Mexico’s Round One Second Tender and Beyond
by Jed Bailey | October 2, 2015
On September 30, 2015, Mexico’s Comisión Nacional de Hidrocarburos held Round One’s second tender. The tender awarded three of the five blocks on offer, each at a substantial premium to the minimum acceptable bid. More importantly, the result left a broad impression that Mexico’s Round One is back on track. Government and industry focus is now turning to December 15, 2015 when the third round will offer on-shore blocks with proven reserves. The highly anticipated fourth round that will offer deep water exploration blocks has yet to be scheduled.

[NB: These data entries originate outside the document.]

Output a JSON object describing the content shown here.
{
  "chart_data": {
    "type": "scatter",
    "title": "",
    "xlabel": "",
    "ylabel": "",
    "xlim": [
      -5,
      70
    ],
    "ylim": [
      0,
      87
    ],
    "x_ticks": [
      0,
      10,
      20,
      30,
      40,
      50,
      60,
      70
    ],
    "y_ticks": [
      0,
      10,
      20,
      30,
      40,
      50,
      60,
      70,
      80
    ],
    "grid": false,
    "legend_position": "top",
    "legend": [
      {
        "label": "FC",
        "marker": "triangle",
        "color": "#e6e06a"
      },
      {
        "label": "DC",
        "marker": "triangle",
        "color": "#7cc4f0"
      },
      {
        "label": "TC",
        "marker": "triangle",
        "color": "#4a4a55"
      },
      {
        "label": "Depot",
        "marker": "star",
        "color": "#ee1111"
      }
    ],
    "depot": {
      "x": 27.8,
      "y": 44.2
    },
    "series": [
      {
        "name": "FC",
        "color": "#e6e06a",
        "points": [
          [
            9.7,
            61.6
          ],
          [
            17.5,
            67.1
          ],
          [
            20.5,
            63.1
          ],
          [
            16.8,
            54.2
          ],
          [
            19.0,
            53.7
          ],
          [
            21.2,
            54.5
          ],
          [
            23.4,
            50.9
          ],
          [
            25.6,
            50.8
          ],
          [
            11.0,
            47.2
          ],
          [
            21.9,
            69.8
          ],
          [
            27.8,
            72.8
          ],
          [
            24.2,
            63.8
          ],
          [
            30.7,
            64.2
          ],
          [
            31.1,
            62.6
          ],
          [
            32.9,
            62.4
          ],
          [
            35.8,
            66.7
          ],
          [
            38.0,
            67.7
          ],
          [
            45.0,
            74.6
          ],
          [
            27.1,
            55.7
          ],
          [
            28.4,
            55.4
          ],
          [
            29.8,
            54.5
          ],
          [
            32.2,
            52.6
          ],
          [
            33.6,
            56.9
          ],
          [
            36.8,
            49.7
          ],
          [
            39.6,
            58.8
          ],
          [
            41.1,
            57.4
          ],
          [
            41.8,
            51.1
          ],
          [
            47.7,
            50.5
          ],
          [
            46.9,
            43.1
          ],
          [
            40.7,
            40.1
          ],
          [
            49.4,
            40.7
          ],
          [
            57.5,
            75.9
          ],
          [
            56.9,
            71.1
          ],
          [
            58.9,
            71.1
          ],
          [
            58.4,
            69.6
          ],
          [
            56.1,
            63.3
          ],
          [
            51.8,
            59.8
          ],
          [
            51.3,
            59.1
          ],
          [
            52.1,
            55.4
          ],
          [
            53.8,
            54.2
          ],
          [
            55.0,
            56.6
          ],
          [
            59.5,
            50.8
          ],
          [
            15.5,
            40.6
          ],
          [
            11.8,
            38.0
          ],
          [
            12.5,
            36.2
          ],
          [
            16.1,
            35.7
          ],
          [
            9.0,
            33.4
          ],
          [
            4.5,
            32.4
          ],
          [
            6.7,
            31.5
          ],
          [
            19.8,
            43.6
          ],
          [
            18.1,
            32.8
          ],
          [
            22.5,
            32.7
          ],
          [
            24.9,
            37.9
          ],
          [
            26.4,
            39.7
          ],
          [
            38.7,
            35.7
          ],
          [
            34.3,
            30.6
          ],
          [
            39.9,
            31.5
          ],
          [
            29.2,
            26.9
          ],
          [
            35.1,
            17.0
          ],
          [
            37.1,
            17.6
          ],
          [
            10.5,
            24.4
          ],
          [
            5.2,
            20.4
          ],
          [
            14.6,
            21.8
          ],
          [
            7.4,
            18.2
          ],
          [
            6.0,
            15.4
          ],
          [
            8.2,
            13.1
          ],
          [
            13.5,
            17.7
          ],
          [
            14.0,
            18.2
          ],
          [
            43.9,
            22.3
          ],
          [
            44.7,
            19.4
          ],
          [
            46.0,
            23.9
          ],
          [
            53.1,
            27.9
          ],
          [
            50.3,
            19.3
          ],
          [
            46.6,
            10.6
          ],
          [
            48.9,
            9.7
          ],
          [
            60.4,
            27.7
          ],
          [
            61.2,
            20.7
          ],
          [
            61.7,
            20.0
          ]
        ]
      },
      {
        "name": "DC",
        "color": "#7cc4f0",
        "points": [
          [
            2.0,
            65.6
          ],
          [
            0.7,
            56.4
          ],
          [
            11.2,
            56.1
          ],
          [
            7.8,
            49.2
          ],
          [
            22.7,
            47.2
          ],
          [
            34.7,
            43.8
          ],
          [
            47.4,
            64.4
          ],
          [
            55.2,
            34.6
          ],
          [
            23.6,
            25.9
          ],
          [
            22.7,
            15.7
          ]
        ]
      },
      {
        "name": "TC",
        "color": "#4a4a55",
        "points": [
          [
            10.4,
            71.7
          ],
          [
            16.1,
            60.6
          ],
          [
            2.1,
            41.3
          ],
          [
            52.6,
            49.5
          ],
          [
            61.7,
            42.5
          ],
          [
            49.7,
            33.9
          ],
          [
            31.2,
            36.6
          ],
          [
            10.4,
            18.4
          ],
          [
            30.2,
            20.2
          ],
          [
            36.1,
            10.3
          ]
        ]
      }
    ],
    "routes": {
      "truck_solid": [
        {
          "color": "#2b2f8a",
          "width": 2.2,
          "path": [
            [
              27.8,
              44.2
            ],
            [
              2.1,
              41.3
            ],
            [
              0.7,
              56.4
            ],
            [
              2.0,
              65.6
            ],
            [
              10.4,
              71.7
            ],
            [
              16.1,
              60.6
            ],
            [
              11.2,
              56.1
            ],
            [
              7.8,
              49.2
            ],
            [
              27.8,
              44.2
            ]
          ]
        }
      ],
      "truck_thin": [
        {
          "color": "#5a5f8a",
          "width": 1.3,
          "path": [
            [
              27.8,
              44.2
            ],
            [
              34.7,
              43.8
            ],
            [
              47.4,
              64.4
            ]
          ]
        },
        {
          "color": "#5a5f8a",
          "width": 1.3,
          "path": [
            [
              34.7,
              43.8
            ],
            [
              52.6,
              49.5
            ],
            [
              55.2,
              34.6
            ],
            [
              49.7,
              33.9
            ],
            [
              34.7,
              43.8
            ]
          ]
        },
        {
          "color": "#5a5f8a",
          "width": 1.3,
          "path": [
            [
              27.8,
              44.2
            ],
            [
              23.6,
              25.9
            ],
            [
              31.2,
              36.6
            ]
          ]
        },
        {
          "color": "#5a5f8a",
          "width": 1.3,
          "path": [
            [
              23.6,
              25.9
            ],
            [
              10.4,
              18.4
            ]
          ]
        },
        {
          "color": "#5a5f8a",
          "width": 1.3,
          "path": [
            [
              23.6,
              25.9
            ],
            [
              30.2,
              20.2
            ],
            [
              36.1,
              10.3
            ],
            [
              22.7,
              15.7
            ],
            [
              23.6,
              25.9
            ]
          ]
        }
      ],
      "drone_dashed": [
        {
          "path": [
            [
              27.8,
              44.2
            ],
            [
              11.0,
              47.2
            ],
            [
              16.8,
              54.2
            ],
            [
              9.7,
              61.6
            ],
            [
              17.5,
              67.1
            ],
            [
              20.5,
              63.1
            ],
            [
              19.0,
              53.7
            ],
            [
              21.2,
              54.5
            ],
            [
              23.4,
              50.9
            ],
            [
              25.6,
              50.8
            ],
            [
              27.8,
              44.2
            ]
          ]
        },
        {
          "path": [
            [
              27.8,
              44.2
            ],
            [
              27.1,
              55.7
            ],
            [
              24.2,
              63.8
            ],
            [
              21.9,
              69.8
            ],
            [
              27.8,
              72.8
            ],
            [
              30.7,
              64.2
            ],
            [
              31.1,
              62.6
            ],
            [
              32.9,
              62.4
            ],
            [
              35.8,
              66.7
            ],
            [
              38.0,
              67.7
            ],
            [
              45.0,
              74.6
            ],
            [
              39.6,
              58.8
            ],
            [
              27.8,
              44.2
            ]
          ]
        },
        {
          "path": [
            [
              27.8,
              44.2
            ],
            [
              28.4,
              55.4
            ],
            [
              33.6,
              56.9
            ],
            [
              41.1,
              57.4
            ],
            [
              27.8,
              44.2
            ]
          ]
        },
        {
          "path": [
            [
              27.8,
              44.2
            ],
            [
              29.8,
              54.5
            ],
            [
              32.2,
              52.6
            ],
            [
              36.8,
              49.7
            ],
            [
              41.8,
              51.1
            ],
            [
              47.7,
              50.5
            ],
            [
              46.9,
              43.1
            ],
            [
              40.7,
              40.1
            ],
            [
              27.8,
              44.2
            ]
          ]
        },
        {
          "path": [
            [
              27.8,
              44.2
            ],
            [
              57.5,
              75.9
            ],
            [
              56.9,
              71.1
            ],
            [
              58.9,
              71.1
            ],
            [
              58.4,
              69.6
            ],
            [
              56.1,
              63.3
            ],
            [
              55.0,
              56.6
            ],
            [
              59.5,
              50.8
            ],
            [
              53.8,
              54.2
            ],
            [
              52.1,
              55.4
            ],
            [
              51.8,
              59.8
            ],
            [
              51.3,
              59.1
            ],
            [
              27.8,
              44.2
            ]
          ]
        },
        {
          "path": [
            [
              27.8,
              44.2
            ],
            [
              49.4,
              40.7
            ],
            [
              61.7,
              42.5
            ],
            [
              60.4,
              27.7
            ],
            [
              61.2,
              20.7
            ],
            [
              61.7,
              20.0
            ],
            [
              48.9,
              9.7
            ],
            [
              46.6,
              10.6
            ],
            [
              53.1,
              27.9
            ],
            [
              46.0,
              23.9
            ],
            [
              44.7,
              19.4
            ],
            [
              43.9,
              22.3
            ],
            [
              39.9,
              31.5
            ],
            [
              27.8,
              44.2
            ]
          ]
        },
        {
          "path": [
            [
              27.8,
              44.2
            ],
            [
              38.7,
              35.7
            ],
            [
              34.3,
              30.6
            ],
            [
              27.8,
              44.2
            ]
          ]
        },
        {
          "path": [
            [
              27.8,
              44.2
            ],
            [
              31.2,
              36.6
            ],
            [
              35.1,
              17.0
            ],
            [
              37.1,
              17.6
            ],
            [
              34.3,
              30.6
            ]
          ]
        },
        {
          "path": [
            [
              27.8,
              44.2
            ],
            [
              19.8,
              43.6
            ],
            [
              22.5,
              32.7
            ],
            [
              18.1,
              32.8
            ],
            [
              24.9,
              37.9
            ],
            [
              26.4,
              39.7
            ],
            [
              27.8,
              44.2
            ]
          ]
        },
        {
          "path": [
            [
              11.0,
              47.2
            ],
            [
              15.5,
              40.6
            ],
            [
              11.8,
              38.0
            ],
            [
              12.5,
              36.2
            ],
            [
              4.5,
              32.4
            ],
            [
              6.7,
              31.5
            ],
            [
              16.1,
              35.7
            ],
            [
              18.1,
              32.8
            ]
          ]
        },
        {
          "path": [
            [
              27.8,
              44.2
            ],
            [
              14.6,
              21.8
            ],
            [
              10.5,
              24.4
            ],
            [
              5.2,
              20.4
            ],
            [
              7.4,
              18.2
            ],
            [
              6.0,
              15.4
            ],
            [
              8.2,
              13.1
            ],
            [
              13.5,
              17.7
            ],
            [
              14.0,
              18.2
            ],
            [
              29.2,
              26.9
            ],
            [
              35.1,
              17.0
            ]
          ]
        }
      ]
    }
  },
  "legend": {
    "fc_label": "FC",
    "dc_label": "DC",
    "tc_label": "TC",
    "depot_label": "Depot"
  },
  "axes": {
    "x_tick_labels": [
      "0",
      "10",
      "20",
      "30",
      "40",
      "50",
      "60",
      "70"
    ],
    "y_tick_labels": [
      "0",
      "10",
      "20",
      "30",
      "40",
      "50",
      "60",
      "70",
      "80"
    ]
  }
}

Implications for future tenders
Although it is tempting to extrapolate the experiences of the first two tenders, it is important to remember that each tender is unique. The tender parameters, contract terms, and fiscal requirements changed significantly between the first two rounds, and will likely continue to evolve. Indeed, the third tender will be based on license concessions rather than production sharing agreements used in the first two. In addition to the above ground factors, each tender focuses on specific below ground characteristics and each block being offered has its own distinct geology, geography, and potential. Each new round is therefore a new experience; only so much can be inferred from the results to date.
As government officials prepare for the next two tenders, it is important to keep these differences in mind. Most importantly, officials should bear in mind the competing opportunities for the specific blocks and investor profiles that are targeted for each tender.
From a competitive perspective, each tender has also presented a largely unique set of competitors. There was relatively little overlap among the companies in the first and second tender, and even less expected with the third and fourth. Efforts to gauge competitors’ bidding behavior from past actions will therefore be difficult.